Panduan School Lunch Program, Solusi Pemenuhan Gizi Seimbang di Pesantren
Panduan School Lunch Program bermanfaat bagi pengelola dan tim penyedia makan di lingkungan pesantren.
Penulis: Eko Sutriyanto
Editor: Willem Jonata
Laporan Wartawan Tribunnews.com, Eko Sutriyanto
TRIBUNNEWS.COM, JAKARTA - Institut Pertanian Bogor, Kementerian Agama dan Ajinomoto menyusun panduan School Lunch Program (SLP) yang ditujukan bagi pondok pesantren yang terdiri dari 3 buku.
Buku pertama berisi modul edukasi gizi di pesantren yang bermanfaat untuk membekali tenaga pengajar pengetahuan dasar tentang gizi dan kesehatan untuk anak dan remaja.
Buku kedua modul penyediaan makan bergizi seimbang di pesantren yang bermanfaat bagi pengelola dan tim penyedia makan pesantren.
Sedangkan buku ketiga merupakan kumpulan resep dan pilihan aplikasi menu lezat bergizi seimbang.
Dr. Rimbawan, Dosen di Departemen Gizi Masyarakat IPB sekaligus ketua project SLP mengatakan, adanya buku panduan SLP yang sudah dibuat tidak hanya bermanfaat bagi siswa/i di pesantren, namun bermanfaat juga bagi tenaga pengajar di pondok pesantren yang menerapkan.
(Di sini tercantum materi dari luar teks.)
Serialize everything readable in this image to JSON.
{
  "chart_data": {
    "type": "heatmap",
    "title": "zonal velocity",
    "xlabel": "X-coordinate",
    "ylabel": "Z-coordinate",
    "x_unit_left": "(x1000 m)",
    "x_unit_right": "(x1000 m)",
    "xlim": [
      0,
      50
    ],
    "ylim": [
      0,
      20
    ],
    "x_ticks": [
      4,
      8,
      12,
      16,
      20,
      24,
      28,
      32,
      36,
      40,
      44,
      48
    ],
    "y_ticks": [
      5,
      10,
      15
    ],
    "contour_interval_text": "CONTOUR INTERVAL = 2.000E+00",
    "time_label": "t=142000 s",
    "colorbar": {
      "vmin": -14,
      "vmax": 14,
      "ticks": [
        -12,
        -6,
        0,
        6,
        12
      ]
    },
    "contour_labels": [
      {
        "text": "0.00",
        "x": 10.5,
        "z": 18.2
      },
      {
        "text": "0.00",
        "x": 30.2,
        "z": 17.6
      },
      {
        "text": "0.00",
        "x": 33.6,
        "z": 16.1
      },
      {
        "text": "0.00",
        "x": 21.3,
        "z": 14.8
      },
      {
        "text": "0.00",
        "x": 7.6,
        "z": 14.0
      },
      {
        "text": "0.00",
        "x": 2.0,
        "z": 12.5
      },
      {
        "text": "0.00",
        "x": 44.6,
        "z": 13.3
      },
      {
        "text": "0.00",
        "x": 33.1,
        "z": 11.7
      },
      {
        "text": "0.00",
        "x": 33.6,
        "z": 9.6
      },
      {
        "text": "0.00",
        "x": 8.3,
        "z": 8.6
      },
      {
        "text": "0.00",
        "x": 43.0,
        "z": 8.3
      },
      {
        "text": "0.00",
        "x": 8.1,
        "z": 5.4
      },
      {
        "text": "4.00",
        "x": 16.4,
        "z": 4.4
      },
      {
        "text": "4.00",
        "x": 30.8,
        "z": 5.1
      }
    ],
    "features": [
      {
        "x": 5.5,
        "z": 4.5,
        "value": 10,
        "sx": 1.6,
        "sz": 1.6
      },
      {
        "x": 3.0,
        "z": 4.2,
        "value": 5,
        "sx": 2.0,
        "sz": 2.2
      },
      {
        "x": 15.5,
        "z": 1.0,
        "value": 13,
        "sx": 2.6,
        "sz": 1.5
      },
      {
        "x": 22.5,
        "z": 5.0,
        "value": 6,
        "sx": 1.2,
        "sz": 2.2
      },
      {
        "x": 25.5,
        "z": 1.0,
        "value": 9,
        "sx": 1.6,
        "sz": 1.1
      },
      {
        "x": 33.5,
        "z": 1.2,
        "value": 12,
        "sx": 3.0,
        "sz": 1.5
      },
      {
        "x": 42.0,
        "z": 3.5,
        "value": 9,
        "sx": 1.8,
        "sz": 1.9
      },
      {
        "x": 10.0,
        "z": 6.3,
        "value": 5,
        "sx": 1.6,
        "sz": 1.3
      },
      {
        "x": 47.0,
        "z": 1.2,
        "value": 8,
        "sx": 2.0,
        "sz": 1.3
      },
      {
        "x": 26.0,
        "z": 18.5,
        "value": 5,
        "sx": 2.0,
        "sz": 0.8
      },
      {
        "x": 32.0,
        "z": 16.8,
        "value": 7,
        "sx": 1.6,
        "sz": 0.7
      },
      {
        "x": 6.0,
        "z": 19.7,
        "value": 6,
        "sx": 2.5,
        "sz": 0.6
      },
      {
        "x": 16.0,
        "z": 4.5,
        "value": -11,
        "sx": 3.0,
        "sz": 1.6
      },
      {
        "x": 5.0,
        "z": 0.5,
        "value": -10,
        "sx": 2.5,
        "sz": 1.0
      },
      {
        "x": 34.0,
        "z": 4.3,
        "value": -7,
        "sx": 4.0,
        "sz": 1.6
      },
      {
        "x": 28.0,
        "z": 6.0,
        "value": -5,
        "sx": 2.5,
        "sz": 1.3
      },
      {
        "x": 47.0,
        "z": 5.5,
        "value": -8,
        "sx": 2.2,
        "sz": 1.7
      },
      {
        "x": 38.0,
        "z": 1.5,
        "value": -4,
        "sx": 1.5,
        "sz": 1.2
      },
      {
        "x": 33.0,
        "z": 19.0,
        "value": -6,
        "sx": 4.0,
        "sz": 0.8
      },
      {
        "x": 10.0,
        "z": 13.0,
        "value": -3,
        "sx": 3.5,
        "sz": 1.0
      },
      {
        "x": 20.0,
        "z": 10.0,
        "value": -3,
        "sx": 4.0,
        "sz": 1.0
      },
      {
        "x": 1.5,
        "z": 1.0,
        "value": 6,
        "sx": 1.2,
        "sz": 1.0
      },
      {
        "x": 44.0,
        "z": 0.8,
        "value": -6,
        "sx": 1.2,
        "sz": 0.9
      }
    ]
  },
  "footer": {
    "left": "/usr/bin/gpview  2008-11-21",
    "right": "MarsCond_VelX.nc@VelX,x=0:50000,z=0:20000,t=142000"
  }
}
Baca juga: Diet yang Dilakukan Tanpa Memperhitungkan Kebutuhan Gizi yang Tepat Dapat Berefek Negatif
"Buku dibuat ini berdasarkan hasil pilot project di 6 pesantren dan melakukan sosialisasi program SLP ke lebih banyak pesantren," kata Rimbawan saat memberikan sharing informasi dan pengalaman dalam mengimplementasikan pilot project SLP secara daring belum lama ini.
Pondok pesantren dipilih karena berdasarkan pengamatan, pesantren merupakan lembaga pendidikan yang mengalami banyak kemajuan, namun dalam hal pangan, gizi dan kesehatan masih belum mendapatkan perhatian yang proporsional.
"Pada umumnya siswa/i mondok di pesantren, oleh karena itu kami menilai jika kondisi pangan, gizi dan kesehatannya baik, akan sangat berdampak pada peningkatan capaian pembelajarannya,” katanya.
Dr. H. Basnan Said MAG, Kasubdit Pendidikan Ponpes mengatakan, penting bagi kita semua untuk mengkonsumsi makanan yang halal dan thoyib sehingga ia mengapresiasi Ajinomoto yang memberikan kesempatan kepada santri sehingga dapat merasakan gizi yang sama dengan anak-anak yang studinya di luar tetapi tinggalnya di rumah.
"Sebagaimana yang kita tahu, santri sebagian besar berasal dari desa-dari kampung dan kalau kita berbicara tentang masalah pemenuhan gizi, mungkin ada yang tidak terpenuhi,” katanya.
Grant Senjaya, Head of Public Relations Dept PT Ajinomoto Indonesia menerangkan, dalam pilot project ketika itu, pihaknya telah menetapkan target untuk menurunkan prevalensi status anemia santri di pondok pesantren melalui pemberian makanan bergizi seimbang dan pendidikan gizi.
Setelah kami menyediakan menu yang tinggi kandungan zat besi, seperti rendang hati aya dan menu sayur yang dimasak dengan mudah serta nikmat menggunakan produk kami, santri mulai makan lebih banyak.
"Hasilnya, kami mampu mengurangi 8 persen kejadian anemia di kalangan santri Pondok Pesantren Pertanian Darul Falah Bogor dan 20,9 % di Pondok Pesantren Darussalam Bogor. Berangkat dari kisah sukses ini, kami ingin terus kontribusi untuk mengatasi masalah gizi anak di Indonesia,” ujar Grant Senjaya.
Sehingga melalui sosialisasi SLP ini, kami ingin lebih banyak lagi pesantren yang melaksanakan program ini.
Dalam sesi webinar kali ini, Ajinomoto juga menyampaikan tentang kampanye Bijak Garam yang dipaparkan oleh Darma Suhandi, Product Marketing Manager Horeka Dept Ajinomoto mengenai pentingnya diet garam, gula, dan lemak.
"Melalui kampanye Bijak Garam yang sedang kami giatkan ini, kami ingin mengedukasi masyarakat tentang pentingnya diet rendah garam dan mengajak keluarga Indonesia untuk hidup lebih sehat dengan mengurangi asupan atau penggunaan garam dalam mengolah makanan,” ujar Darma.